PPRuNe Forums - View Single Post - reject for dog on runway
View Single Post
Old 2nd Nov 2004, 03:32
  #49 (permalink)  
madtrap
 
Join Date: Dec 2002
Location: Canada
Posts: 20
Likes: 0
Received 0 Likes on 0 Posts
Just one more then. There were a lot of birds in the maritime environment, and every once in a while you’d whack one while concentrating on not whacking something larger (like a helicopter) or more visible, like a flare from one of the east block vessels. If you were lucky the bird was a tern or gull; pelicans, and albatrosses, were known to hurt people and machines badly.

Satch was sitting in the greenhouse nose of the Argus on one patrol, minding his own business, when a seagull managed to miss the tempered glass center bit and enter through the adjacent Perspex.
The by-this-point-deceased gull’s disintegrating mass struck the toe of Satch’s boot with enough force to break his toe therein. (In the nose seat one’s feet were normally braced in stirrups that reminded women of totally different experiences).

The bird continued to disintegrate, filling the nose compartment with blood, feathers, offal, etc, in an explosive manner, disconnecting the hero’s helmet communications cord and stunning him somewhat. (A similar effect could be achieved with certain beverages, but it took a bit longer).

The kindly old Commander on the Flight Deck of the mighty patrol aircraft, keenly aware that the gull had hit the nose, called on intercom to assure himself that Satch was OK. After trying both the normal and tactical intercom modes with nil response, he grew concerned and directed another crewmember to check on their boy.

The nose compartment was forward of a “water-tight” door, a sliding/locking device designed to fool one into thinking that the airplane could be ditched safely without a water-hammer sluicing all concerned out the mad boom at the other end.

When the other lad whipped this door open, the airflow through the broken Perspex was able to continue into the unpressurized hull at approximately the TAS of the airframe, and the door-opener wore a great deal of the matter that had previously been a seagull. Blood was immediately identified as one of the components of this mess, and the hasty assumption was made that this blood belonged to the human occupant of the compartment. With concern mounting for his welfare, he was unceremoniously unstrapped and dragged from his seat to receive either first aid or the last rites, suffering more bruises at the hands of his colleagues than he had sustained up to that point in the avian assault.
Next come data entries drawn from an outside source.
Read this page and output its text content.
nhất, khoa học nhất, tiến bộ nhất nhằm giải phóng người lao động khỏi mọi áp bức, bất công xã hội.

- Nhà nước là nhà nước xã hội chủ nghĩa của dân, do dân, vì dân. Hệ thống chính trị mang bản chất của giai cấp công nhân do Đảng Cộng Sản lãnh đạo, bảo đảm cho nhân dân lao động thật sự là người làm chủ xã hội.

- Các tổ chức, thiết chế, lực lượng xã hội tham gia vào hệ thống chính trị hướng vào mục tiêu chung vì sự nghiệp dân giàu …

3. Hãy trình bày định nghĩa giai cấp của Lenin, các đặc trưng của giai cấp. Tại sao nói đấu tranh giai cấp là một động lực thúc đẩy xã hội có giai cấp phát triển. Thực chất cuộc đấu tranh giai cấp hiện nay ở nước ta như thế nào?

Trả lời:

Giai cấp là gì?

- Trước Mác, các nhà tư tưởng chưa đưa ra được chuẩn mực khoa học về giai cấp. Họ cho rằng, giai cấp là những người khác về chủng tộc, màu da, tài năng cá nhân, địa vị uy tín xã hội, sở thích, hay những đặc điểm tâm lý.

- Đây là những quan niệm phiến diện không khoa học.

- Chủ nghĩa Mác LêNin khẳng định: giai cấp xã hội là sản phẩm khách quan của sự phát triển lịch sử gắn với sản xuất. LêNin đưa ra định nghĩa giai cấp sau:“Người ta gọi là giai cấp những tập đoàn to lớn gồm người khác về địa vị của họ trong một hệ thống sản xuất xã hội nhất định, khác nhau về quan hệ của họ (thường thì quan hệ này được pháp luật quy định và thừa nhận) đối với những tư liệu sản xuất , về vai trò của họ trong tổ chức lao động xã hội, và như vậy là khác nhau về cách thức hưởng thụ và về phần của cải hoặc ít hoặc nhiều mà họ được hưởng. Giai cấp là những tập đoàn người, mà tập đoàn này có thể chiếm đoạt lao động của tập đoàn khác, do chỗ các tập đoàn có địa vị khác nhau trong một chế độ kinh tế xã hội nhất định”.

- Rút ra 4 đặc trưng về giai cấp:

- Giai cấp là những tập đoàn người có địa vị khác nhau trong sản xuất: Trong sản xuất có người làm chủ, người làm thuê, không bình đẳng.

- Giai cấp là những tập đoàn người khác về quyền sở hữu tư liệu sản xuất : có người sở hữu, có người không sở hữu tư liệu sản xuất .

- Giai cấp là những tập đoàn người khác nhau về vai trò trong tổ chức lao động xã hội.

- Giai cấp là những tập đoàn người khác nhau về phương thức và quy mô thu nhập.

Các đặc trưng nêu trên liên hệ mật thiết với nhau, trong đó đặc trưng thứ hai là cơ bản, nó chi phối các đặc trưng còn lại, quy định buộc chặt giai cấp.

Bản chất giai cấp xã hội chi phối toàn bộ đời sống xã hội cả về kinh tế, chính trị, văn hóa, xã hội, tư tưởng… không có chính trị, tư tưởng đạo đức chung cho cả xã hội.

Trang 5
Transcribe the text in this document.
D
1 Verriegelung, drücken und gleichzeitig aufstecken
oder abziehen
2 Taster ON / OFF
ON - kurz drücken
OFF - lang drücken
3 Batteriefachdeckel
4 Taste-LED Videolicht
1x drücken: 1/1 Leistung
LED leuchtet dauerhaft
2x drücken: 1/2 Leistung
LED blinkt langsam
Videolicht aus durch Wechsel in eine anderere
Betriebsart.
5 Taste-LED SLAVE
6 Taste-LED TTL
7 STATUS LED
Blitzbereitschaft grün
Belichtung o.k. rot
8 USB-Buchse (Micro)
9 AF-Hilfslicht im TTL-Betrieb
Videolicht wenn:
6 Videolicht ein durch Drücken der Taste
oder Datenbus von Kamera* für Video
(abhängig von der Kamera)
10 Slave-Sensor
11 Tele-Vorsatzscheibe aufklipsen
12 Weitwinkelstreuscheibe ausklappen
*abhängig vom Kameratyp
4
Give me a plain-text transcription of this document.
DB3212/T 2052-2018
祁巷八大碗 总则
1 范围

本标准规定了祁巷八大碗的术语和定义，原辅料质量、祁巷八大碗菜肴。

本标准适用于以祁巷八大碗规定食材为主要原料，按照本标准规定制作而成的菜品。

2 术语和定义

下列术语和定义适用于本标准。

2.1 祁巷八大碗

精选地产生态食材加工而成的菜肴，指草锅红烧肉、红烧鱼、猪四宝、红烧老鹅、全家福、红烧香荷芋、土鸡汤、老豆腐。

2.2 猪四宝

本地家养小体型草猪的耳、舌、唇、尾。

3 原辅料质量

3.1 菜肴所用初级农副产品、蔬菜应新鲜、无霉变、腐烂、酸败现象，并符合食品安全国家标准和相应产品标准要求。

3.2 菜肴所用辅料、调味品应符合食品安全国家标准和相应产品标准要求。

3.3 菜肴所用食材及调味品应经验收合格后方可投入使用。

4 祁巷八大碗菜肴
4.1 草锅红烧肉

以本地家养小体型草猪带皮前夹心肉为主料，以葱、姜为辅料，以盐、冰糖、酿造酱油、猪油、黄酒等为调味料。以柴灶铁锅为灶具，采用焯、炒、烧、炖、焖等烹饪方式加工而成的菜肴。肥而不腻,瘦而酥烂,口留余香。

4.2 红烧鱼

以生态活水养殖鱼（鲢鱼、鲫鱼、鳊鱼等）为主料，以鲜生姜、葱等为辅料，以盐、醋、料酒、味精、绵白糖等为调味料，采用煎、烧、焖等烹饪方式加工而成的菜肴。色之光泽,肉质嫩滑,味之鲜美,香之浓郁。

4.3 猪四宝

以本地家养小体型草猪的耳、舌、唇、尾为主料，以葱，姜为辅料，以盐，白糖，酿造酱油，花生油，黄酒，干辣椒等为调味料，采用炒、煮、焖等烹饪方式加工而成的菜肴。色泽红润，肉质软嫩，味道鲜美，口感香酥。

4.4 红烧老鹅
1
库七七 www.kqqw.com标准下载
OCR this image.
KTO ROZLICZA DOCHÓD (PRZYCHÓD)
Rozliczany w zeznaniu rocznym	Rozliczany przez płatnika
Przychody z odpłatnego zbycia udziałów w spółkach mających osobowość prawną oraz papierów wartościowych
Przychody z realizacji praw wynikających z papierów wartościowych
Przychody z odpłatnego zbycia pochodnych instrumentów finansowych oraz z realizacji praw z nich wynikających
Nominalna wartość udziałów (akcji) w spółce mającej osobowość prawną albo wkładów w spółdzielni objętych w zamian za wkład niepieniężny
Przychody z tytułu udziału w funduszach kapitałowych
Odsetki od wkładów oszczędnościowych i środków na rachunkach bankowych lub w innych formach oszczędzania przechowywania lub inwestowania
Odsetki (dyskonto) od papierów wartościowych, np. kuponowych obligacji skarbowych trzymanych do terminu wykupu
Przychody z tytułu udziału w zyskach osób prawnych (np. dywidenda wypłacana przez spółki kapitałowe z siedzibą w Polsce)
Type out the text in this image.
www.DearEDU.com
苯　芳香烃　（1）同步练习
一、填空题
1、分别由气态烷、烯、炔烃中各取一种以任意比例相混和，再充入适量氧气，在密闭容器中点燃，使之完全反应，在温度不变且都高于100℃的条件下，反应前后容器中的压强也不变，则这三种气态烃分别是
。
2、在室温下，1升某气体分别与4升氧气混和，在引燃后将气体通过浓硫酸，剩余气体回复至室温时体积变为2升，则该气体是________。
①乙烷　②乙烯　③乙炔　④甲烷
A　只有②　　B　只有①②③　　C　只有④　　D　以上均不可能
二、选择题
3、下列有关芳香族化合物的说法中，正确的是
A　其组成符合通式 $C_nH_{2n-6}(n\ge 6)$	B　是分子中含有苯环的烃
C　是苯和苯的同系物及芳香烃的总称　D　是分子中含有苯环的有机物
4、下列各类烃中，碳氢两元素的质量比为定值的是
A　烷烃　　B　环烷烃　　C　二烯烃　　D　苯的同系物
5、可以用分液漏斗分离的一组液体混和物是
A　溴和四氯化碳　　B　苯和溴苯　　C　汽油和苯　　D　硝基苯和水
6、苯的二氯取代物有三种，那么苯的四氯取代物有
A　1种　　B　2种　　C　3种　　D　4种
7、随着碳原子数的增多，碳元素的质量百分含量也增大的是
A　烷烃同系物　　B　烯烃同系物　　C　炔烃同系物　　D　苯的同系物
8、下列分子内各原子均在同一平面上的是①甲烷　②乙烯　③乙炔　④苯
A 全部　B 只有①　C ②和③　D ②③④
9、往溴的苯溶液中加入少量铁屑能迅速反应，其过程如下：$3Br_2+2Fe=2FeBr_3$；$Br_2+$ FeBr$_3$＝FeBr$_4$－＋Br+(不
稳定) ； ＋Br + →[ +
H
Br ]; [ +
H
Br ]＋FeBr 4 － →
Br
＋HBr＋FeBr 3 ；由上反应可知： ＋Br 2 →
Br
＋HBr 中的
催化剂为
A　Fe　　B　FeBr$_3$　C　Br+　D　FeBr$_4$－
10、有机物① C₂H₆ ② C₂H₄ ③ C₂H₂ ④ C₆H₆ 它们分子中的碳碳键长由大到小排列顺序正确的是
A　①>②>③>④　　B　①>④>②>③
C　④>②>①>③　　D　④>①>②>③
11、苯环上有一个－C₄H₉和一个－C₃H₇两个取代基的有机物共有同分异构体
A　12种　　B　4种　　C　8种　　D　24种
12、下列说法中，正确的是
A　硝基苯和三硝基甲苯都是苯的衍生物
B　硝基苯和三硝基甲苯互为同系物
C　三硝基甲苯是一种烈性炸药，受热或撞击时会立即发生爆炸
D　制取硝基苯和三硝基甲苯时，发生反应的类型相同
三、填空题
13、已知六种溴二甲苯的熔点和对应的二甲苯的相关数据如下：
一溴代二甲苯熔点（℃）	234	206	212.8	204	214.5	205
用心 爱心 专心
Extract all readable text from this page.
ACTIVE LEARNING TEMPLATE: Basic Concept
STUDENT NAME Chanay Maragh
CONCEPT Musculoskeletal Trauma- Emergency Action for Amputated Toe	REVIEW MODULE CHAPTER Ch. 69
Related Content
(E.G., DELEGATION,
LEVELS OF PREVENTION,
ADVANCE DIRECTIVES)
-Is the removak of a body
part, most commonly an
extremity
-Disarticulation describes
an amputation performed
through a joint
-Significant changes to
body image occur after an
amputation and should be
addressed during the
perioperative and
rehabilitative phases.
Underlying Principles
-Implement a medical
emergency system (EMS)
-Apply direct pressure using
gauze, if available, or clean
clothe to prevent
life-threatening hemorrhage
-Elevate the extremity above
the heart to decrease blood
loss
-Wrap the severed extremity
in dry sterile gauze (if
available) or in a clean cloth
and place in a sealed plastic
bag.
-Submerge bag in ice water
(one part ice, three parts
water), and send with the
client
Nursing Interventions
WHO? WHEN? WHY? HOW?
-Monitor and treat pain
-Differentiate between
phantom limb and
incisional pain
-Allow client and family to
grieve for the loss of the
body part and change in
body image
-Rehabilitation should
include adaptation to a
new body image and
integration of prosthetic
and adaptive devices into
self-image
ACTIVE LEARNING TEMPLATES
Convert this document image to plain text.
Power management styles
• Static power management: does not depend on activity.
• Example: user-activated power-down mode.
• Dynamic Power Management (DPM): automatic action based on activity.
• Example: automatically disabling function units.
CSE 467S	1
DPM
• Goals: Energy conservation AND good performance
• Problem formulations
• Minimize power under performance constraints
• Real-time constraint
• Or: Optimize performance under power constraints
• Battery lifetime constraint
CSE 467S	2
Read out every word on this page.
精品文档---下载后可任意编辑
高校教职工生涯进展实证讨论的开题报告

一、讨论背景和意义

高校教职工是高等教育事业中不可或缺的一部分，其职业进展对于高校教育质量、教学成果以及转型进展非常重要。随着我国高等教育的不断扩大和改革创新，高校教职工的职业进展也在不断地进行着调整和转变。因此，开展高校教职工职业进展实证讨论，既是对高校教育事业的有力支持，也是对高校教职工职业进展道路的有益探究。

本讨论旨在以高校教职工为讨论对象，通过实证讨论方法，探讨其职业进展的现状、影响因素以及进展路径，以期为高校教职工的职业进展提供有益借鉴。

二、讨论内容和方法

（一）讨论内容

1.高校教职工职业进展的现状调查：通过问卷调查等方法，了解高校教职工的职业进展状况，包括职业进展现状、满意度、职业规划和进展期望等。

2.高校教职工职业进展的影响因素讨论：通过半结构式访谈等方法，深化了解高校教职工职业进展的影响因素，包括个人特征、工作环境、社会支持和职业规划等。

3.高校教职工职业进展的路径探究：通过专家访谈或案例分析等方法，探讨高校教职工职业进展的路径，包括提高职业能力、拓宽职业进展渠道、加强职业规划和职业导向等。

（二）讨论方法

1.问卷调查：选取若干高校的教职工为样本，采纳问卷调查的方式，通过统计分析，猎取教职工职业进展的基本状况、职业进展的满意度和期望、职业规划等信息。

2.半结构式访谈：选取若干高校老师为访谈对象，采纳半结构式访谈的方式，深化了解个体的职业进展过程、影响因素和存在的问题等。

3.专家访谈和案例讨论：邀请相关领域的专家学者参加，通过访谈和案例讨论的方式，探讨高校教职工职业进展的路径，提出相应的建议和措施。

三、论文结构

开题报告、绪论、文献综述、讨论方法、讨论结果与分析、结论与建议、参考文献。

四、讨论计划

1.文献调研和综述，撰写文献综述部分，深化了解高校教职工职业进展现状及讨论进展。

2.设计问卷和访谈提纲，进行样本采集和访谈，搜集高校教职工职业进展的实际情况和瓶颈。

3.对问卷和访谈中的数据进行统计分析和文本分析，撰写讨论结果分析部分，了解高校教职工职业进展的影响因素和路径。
All this to say, if you’re around birds a lot and busy working, and your airplane doesn’t have NESA heated windows to absorb lots of the energy, wear something substantial to protect your eyes and face from pop-up targets. Despite all the fun some of us are having, there’s a self-protection thread running through this string, one that it doesn’t hurt to refresh from time to time.
I learned a lot about flying whilst listening in bars, but ‘Air Clues’ won’t publish any of those stories.

LNAV-VNAV, if your wheels are on the carrier deck, however briefly, when you hit the other airplane, is that a mid-air or a manoeuvering accident?